On stage he has sung Purcell’s Aeneas and Monteverdi’s Orfeo, whilst in recital he has sung cycles by Mahler (Kindertotenlieder) Brahms (Vier Ernste Gesänge), Vierne (Les Angelus), Cornelius (Weinachtslieder) and Finzi (I Said to Love) as well as shorter works by Beethoven, Schumann and Debussy.
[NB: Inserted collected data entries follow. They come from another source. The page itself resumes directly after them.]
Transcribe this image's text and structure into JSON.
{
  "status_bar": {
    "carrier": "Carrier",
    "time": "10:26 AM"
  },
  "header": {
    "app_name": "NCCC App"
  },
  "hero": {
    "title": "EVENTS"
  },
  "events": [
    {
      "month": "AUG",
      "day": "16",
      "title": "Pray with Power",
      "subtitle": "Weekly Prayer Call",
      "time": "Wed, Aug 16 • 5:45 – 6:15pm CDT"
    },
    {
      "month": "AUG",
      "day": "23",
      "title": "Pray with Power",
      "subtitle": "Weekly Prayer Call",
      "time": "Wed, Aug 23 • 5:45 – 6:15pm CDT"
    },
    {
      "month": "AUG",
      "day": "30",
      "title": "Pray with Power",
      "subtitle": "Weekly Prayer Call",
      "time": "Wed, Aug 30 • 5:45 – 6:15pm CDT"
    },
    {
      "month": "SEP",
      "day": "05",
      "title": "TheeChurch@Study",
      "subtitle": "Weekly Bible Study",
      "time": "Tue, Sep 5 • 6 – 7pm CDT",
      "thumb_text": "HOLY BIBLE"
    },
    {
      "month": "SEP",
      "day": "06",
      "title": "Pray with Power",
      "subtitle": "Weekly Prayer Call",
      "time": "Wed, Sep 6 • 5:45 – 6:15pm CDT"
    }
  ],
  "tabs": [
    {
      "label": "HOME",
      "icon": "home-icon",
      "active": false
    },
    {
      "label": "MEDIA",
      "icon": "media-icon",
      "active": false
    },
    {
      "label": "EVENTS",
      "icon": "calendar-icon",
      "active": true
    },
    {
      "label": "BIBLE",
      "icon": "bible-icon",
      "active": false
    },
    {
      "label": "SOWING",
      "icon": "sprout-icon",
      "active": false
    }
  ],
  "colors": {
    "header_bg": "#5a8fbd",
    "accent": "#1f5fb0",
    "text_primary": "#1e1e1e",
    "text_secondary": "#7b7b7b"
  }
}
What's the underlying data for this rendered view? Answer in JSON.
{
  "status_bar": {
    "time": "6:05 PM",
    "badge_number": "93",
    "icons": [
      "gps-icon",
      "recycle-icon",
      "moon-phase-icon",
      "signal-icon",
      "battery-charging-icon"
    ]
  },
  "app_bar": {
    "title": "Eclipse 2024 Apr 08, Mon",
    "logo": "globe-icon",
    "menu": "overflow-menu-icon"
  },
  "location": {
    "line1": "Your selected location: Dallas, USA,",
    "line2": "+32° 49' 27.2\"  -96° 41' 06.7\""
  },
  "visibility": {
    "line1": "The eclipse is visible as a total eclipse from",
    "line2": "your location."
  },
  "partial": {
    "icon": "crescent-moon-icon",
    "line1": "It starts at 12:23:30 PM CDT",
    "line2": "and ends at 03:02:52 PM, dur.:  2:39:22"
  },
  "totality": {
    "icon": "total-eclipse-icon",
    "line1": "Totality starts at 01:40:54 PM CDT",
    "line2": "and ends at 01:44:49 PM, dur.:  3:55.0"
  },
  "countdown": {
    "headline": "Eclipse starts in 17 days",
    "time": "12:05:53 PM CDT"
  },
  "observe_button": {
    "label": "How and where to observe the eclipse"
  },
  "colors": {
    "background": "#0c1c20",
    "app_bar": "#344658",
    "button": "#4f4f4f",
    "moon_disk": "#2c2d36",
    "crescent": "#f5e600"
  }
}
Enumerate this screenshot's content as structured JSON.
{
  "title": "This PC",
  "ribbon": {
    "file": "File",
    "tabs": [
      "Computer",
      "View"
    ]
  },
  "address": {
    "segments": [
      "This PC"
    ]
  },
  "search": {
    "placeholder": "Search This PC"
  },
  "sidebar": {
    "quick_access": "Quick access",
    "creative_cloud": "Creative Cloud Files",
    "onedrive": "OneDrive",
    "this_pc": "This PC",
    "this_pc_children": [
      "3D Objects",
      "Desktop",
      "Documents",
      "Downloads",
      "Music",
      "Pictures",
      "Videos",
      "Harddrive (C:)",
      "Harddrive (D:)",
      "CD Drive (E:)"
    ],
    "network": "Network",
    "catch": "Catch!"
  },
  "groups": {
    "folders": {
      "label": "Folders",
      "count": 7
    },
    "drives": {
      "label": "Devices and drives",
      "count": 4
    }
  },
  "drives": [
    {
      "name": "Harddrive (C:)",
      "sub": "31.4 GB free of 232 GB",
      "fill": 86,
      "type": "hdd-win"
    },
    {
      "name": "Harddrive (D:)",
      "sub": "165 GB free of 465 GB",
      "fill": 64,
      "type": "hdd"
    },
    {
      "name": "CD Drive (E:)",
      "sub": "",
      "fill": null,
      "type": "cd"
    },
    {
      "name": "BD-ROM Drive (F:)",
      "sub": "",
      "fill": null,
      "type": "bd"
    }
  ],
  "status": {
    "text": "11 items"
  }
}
Solo performances immediately prior to the pandemic included his first Sea Symphony(Vaughan Williams), Haydn’s Creation, Christmas music by Vaughan Williams and Finzi, the Monteverdi Vespers, Ian Aserssohn’s new oratorio Dies Irae and Bach’s B Minor Masswith the Academy of Ancient Music. Last season saw him performing throughout Europe inA Venetian Coronation, with Paul McCreesh & The Gabrieli Consort, as well as Mozart’s C Minor Mass, Faure Requiem and Carmina Burana by Orff whilst engagements during 2022-2023 include Messiah, Stanford’s Songs of the Fleet and D’Astorga’s Stabat Mater as well as his debut as Mendelssohn’s Elijah at the Windsor International Festival.